As suggested by Gus at the time, I changed the System.reset to a deliberate watchdog timeout should this issue happen. Since last summer, my Boron has only been disconnected from the Participle cloud over an hour once, so I can't tell if this type of reset actually fixes the modem sudden lockup, since I don't actually communicate with the Boron every day.
(If I am able to verify with certainty that is does, I'll report it here).
I'm also experiencing a similarly regular connectivity loss in the field. I'm using 5 Boron BRN402 devices. All connect to cellular and Particle cloud every hour as intended and then fail to connect (blinking green) beginning at exactly hour 60 (i.e., 2.5 days). I left one of these Boron devices undisturbed to continue attempting to reconnect every 15 minutes and it recovered after an additional 60 hours (i.e., in total 5 days).
AT&T, internal SIM
Semi-automatic mode, system thread enabled
Device OS 6.1.1 and 6.2.1
10Ah lithium ion battery, nearly full 4.10V to 4.15V
I checked my code and libraries for any use of the heap (malloc/calloc/new) apart from global variables in setup. I added an out of memory handler, which is not triggered. I also added additional logic to System.reset after 7 hours of failed attempts. This additional logic is triggered and restores connectivity.
So if System.reset is sufficient for my case, is this still failure of the cellular modem in all 5 devices?

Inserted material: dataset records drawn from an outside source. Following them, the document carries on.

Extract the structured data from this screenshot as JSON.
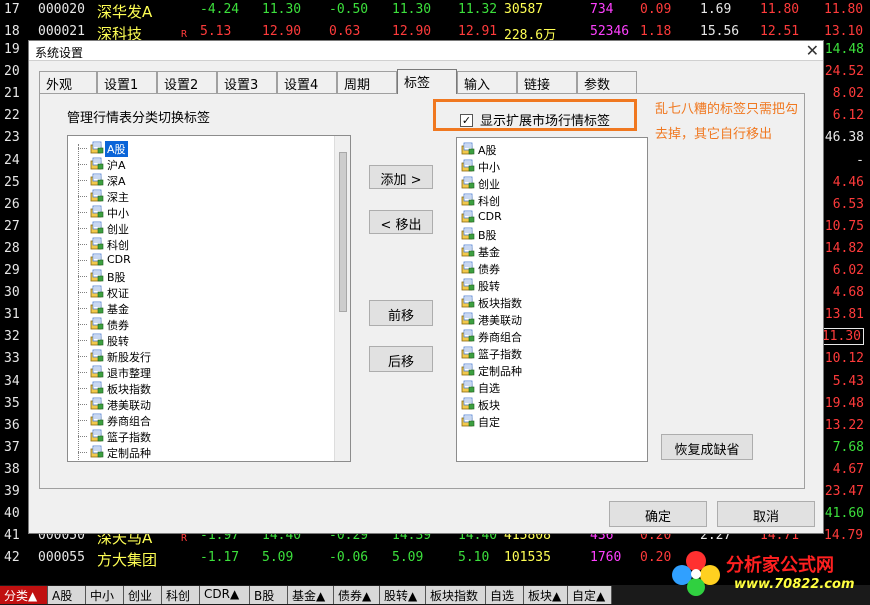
{
  "colors": {
    "up": "#ff3b3b",
    "down": "#3ce03c",
    "accent_orange": "#f07820",
    "selection": "#0a64d8"
  },
  "stock_rows_top": [
    {
      "idx": "17",
      "code": "000020",
      "name": "深华发A",
      "flag": "",
      "chg": "-4.24",
      "price": "11.30",
      "diff": "-0.50",
      "buy": "11.30",
      "sell": "11.32",
      "vol": "30587",
      "cur": "734",
      "pct": "0.09",
      "ratio": "1.69",
      "high": "11.80",
      "right": "11.80"
    },
    {
      "idx": "18",
      "code": "000021",
      "name": "深科技",
      "flag": "R",
      "chg": "5.13",
      "price": "12.90",
      "diff": "0.63",
      "buy": "12.90",
      "sell": "12.91",
      "vol": "228.6万",
      "cur": "52346",
      "pct": "1.18",
      "ratio": "15.56",
      "high": "12.51",
      "right": "13.10"
    }
  ],
  "stock_rows_bottom": [
    {
      "idx": "41",
      "code": "000050",
      "name": "深天马A",
      "flag": "R",
      "chg": "-1.97",
      "price": "14.40",
      "diff": "-0.29",
      "buy": "14.39",
      "sell": "14.40",
      "vol": "415808",
      "cur": "436",
      "pct": "0.20",
      "ratio": "2.27",
      "high": "14.71",
      "right": "14.79"
    },
    {
      "idx": "42",
      "code": "000055",
      "name": "方大集团",
      "flag": "",
      "chg": "-1.17",
      "price": "5.09",
      "diff": "-0.06",
      "buy": "5.09",
      "sell": "5.10",
      "vol": "101535",
      "cur": "1760",
      "pct": "0.20",
      "ratio": "",
      "high": "",
      "right": ""
    }
  ],
  "right_strip": [
    {
      "idx": "19",
      "val": "14.48",
      "dir": "dn"
    },
    {
      "idx": "20",
      "val": "24.52",
      "dir": "up"
    },
    {
      "idx": "21",
      "val": "8.02",
      "dir": "up"
    },
    {
      "idx": "22",
      "val": "6.12",
      "dir": "up"
    },
    {
      "idx": "23",
      "val": "46.38",
      "dir": "wt"
    },
    {
      "idx": "24",
      "val": "-",
      "dir": "wt"
    },
    {
      "idx": "25",
      "val": "4.46",
      "dir": "up"
    },
    {
      "idx": "26",
      "val": "6.53",
      "dir": "up"
    },
    {
      "idx": "27",
      "val": "10.75",
      "dir": "up"
    },
    {
      "idx": "28",
      "val": "14.82",
      "dir": "up"
    },
    {
      "idx": "29",
      "val": "6.02",
      "dir": "up"
    },
    {
      "idx": "30",
      "val": "4.68",
      "dir": "up"
    },
    {
      "idx": "31",
      "val": "13.81",
      "dir": "up"
    },
    {
      "idx": "32",
      "val": "11.30",
      "dir": "up",
      "box": true
    },
    {
      "idx": "33",
      "val": "10.12",
      "dir": "up"
    },
    {
      "idx": "34",
      "val": "5.43",
      "dir": "up"
    },
    {
      "idx": "35",
      "val": "19.48",
      "dir": "up"
    },
    {
      "idx": "36",
      "val": "13.22",
      "dir": "up"
    },
    {
      "idx": "37",
      "val": "7.68",
      "dir": "dn"
    },
    {
      "idx": "38",
      "val": "4.67",
      "dir": "up"
    },
    {
      "idx": "39",
      "val": "23.47",
      "dir": "up"
    },
    {
      "idx": "40",
      "val": "41.60",
      "dir": "dn"
    }
  ],
  "dialog": {
    "title": "系统设置",
    "close_glyph": "✕",
    "tabs": [
      "外观",
      "设置1",
      "设置2",
      "设置3",
      "设置4",
      "周期",
      "标签",
      "输入",
      "链接",
      "参数"
    ],
    "active_tab": "标签",
    "group_label": "管理行情表分类切换标签",
    "checkbox_label": "显示扩展市场行情标签",
    "checkbox_checked": true,
    "checkbox_mark": "✓",
    "annotation_line1": "乱七八糟的标签只需把勾",
    "annotation_line2": "去掉，其它自行移出",
    "left_list": [
      "A股",
      "沪A",
      "深A",
      "深主",
      "中小",
      "创业",
      "科创",
      "CDR",
      "B股",
      "权证",
      "基金",
      "债券",
      "股转",
      "新股发行",
      "退市整理",
      "板块指数",
      "港美联动",
      "券商组合",
      "篮子指数",
      "定制品种"
    ],
    "left_selected": "A股",
    "right_list": [
      "A股",
      "中小",
      "创业",
      "科创",
      "CDR",
      "B股",
      "基金",
      "债券",
      "股转",
      "板块指数",
      "港美联动",
      "券商组合",
      "篮子指数",
      "定制品种",
      "自选",
      "板块",
      "自定"
    ],
    "btn_add": "添加 >",
    "btn_remove": "< 移出",
    "btn_up": "前移",
    "btn_down": "后移",
    "btn_restore": "恢复成缺省",
    "btn_ok": "确定",
    "btn_cancel": "取消"
  },
  "bottom_tabs": [
    "分类▲",
    "A股",
    "中小",
    "创业",
    "科创",
    "CDR▲",
    "B股",
    "基金▲",
    "债券▲",
    "股转▲",
    "板块指数",
    "自选",
    "板块▲",
    "自定▲"
  ],
  "logo": {
    "text": "分析家公式网",
    "url_text": "www.70822.com"
  }
}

I will try changing the firmware to preemptively call System.reset every day and see if that is sufficient to prevent connectivity loss.
It's unclear what would cause the behavior you are seeing.

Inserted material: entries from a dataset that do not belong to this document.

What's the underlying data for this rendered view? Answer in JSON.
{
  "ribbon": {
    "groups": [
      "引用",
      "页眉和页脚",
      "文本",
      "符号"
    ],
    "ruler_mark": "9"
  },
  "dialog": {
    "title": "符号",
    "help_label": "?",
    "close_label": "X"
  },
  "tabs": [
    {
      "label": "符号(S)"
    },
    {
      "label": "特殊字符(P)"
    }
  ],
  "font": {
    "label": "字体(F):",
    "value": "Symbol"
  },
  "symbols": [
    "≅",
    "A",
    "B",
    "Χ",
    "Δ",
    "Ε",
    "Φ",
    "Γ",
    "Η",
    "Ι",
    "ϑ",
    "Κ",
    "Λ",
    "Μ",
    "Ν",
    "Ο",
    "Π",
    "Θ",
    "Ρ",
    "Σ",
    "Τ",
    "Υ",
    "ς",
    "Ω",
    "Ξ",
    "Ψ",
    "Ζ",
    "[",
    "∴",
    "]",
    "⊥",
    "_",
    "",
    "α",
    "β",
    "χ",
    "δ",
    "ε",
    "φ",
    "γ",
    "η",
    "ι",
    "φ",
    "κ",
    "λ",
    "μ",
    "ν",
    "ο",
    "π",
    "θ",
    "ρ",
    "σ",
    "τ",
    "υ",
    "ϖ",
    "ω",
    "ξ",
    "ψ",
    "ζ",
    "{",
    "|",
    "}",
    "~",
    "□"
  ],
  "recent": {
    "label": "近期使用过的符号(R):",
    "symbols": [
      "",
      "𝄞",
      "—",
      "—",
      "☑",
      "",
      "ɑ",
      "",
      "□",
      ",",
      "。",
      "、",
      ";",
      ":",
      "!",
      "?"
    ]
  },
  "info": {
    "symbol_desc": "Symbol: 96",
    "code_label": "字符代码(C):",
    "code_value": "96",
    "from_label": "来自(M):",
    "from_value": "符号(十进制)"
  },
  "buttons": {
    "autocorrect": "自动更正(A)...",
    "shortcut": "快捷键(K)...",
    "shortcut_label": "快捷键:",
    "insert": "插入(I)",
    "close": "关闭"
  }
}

The device will always reconnect to the cloud after 3 days, because the DTLS session expires and needs to be reauthenticated. However that should only go back to blinking cyan, not blinking green, as the PDP session does not need to be reestablished.

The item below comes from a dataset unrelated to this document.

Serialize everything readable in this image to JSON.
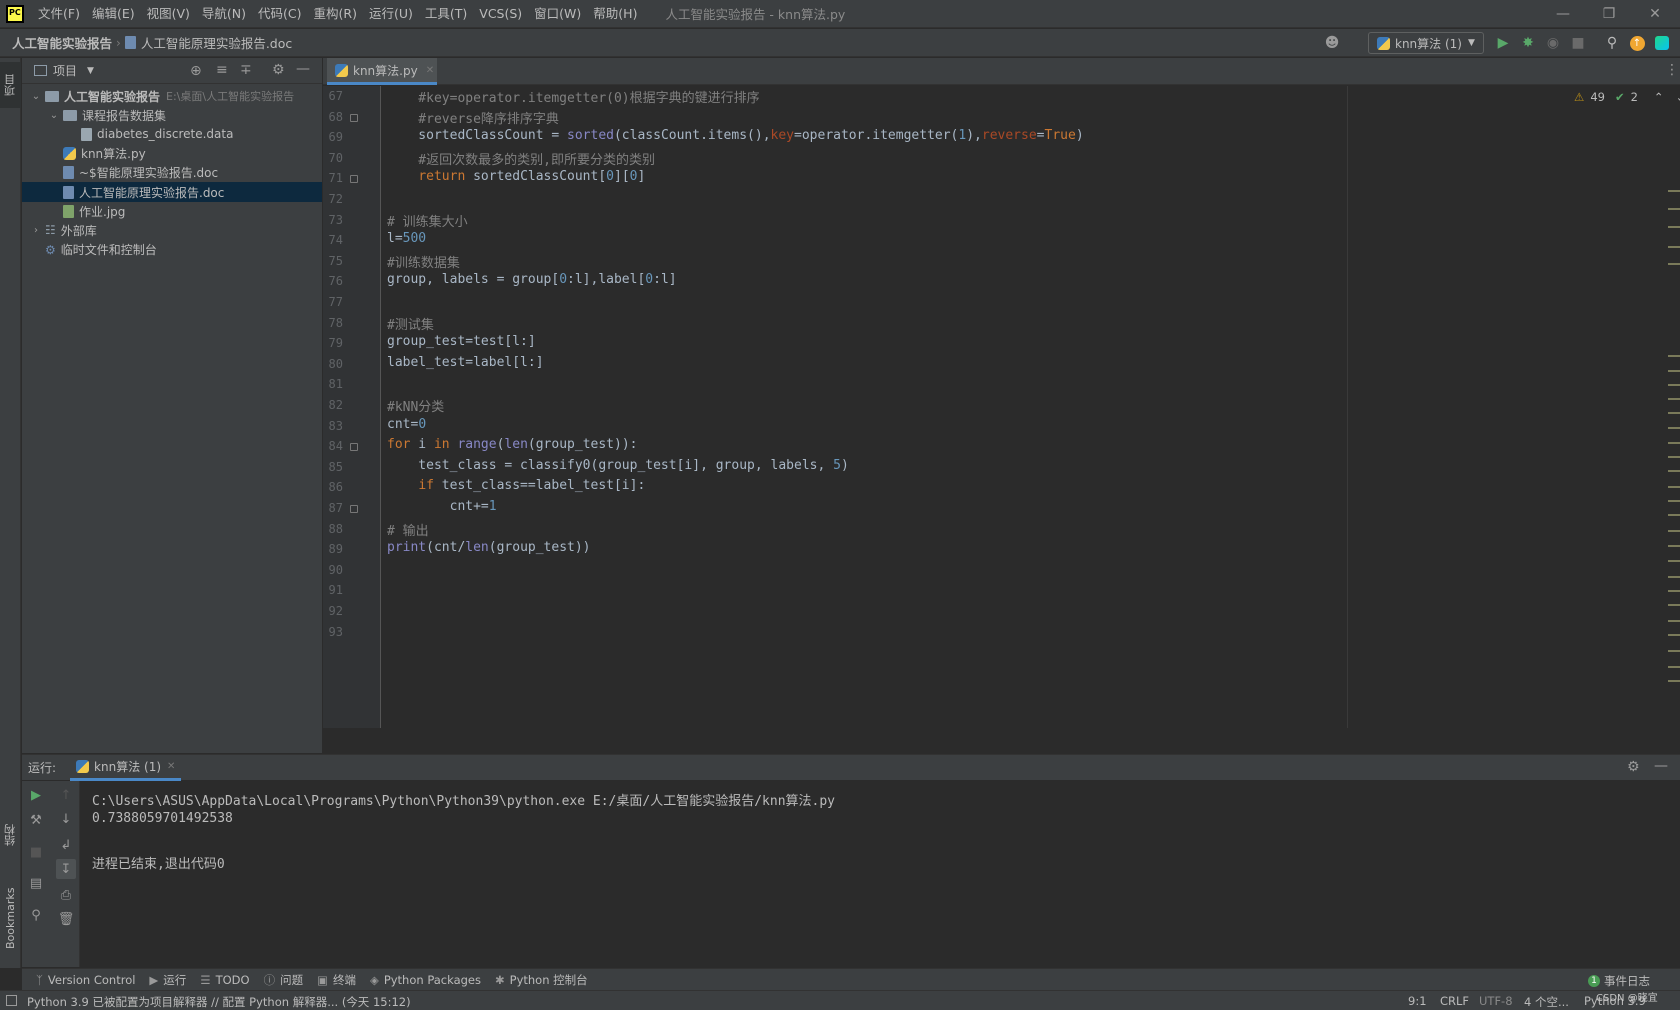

It would be interesting to see if the daily reboot solves the issue. Normally I would suspect a memory leak but your out of memory handler is not being triggered. It could be memory corruption, however. In any case, it would be a good test even if not the actual solution.
My code wakes up every 15 minutes to take a measurement and publishes when there are 4 measurements pending (i.e., normally every hour). If there's 28 measurements pending, meaning it hasn't successfully connected/published in 7 hours, it restarts.
It looks like the daily reboot worked and so far no connectivity loss since then. I'd prefer to fix the underlying issue, but this is good progress.
@bwhitsitt Does periodically calling System.reset prevent connectivity loss on your end? I'm wondering if there is an issue specific to the BRN402 perhaps on older modem firmware.
I'm not able to confirm that System.reset would restore connectivity. However, I can confirm that powering down and back up would restore connectivity.
However, a new problem came up recently where powering down would not restore connectivity, and the device remains permanently unable to connect. I'm about to replace the device this weekend.
I could not trap any kind of memory issues or array overruns, etc. Since it worked well for so long, I didn't suspect a program cause anyway.
On 2/22/2025 replaced the Boron 402 with Boron 404X. Connectivity issues have been resolved.
There is now an average of 1 cloud disconnect events per day. However, the device recovers and reconnects.
It is worth noting that this failure mode presented 6 months ago as loss of communication for about 2 days and the normal communication for about 4 days without intervening. This pattern varied slightly but repeated for several months until it advanced to total communication loss. Device reset and power reset would not recover cell communication.
A new device running the same program now operates normally.
There are two differences between the 402 and 404X: the SIM card and the cellular modem. In the United States, the 402 can only connect to AT&T, and the 404X can connect to AT&T, T-Mobile, or for enterprise devices, Verizon. The cellular modem is probably the biggest difference; the 402 has the older u-blox R410-02-B-01 and the 404X has the newer R510S-01-B. The 404 (not-X) may have a R410-02-B-01 or R410-02-B-03.